Fact-checking Trump on energy

Amy Harder, author of Generate

Photo: Alex Wong / Getty Images

President Trump is set to tout his administration's record on energy in Tuesday's State of the Union address. He doesn't have it quite right. Here's what you need to know, based off prepared excerpts.

What he says: We have ended the war on American energy.

  • What it's really like: There is no war on American energy generally speaking. America’s oil and natural gas production rose to record or near record levels under President Obama. That was largely regardless of him, not because of him, but it rose nonetheless.

What he says: We have ended the war on clean coal.

  • What it's really like: There is a war on coal, but it’s being waged mostly by natural gas, another component of Trump’s energy dominance agenda. EPA, under Obama, had a hand in it, but it was secondary. Coal production has ticked up slightly, but the overall trend is still slight and gradual decline.
  • Trump appears to use the word clean coal to describe coal generally speaking, which is not clean. Don’t confuse it with what others consider clean coal, which is to refer to technology technically feasible but commercially cost-prohibitive that allows coal to be burned cleaner by capturing the carbon from a facility and storing it instead of emitting it.

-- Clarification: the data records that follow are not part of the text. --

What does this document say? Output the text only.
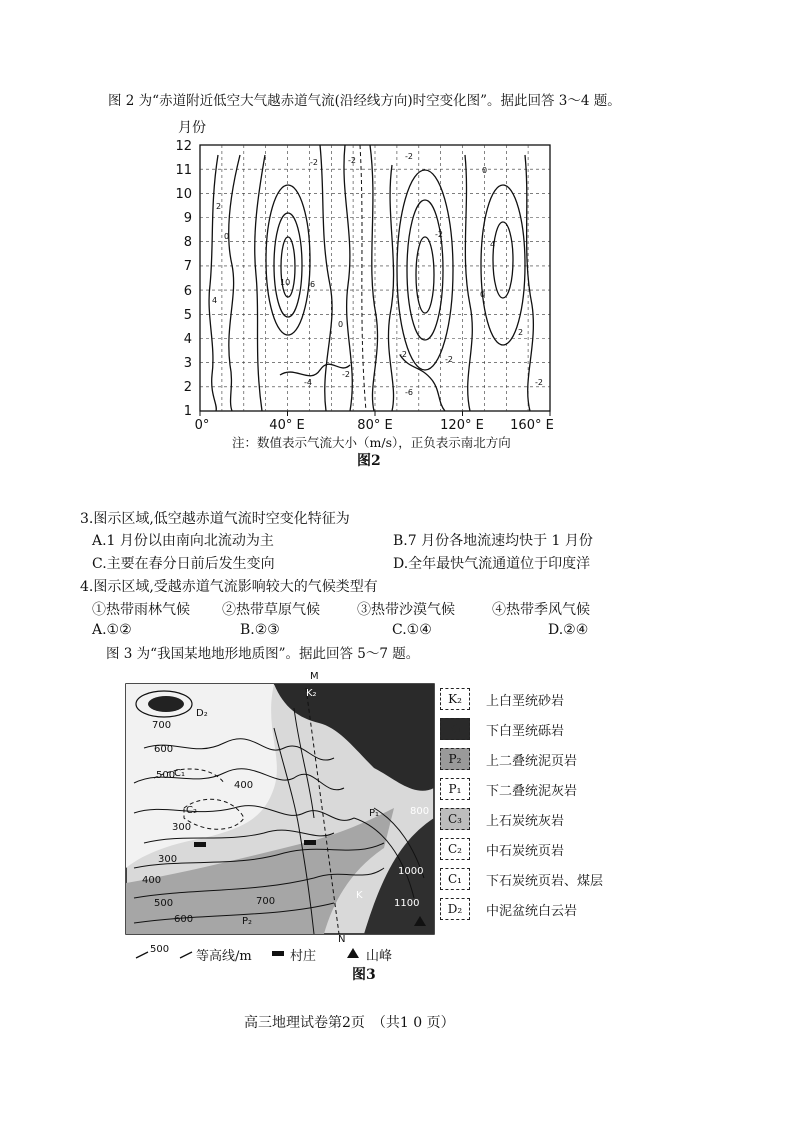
图 2 为“赤道附近低空大气越赤道气流(沿经线方向)时空变化图”。据此回答 3～4 题。
12
11
10
9
8
7
6
5
4
3
2
1
0°	40° E	80° E	120° E 160° E
-2	-2
0
2
0
10
4
6
-2
0
-2
-4
-2
-6
-2
0
-2
4
-2
2
月份
注：数值表示气流大小（m/s），正负表示南北方向
图2
3.图示区域,低空越赤道气流时空变化特征为
A.1 月份以由南向北流动为主	B.7 月份各地流速均快于 1 月份
C.主要在春分日前后发生变向	D.全年最快气流通道位于印度洋
4.图示区域,受越赤道气流影响较大的气候类型有
①热带雨林气候 ②热带草原气候	③热带沙漠气候	④热带季风气候
A.①②	B.②③	C.①④	D.②④
图 3 为“我国某地地形地质图”。据此回答 5～7 题。
K₂
D₂
700
600
C₁
500
400
C₂
300
P₁	800
300
400
500
600
700
P₂
K
1000
1100
M
N
K₂	上白垩统砂岩
K₁	下白垩统砾岩
P₂	上二叠统泥页岩
P₁	下二叠统泥灰岩
C₃	上石炭统灰岩
C₂	中石炭统页岩
C₁	下石炭统页岩、煤层
D₂	中泥盆统白云岩
500 等高线/m	村庄	山峰
图3
高三地理试卷第2页　（共1 0 页）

What he says: We are now an exporter of energy to the world.

  • What it's really like: That’s true, but he had nothing to do with starting it. Trump is accelerating what Obama and Congress have already done. Obama streamlined the process for natural gas exports in 2014 and Congress in 2015 lifted the 40-year-old ban on oil exports.

What he doesn't say: Anything about climate change

  • But he did refer to extreme weather events including hurricanes and wildfires. To be clear, those events would have occurred regardless, but scientists say climate change is making them worse.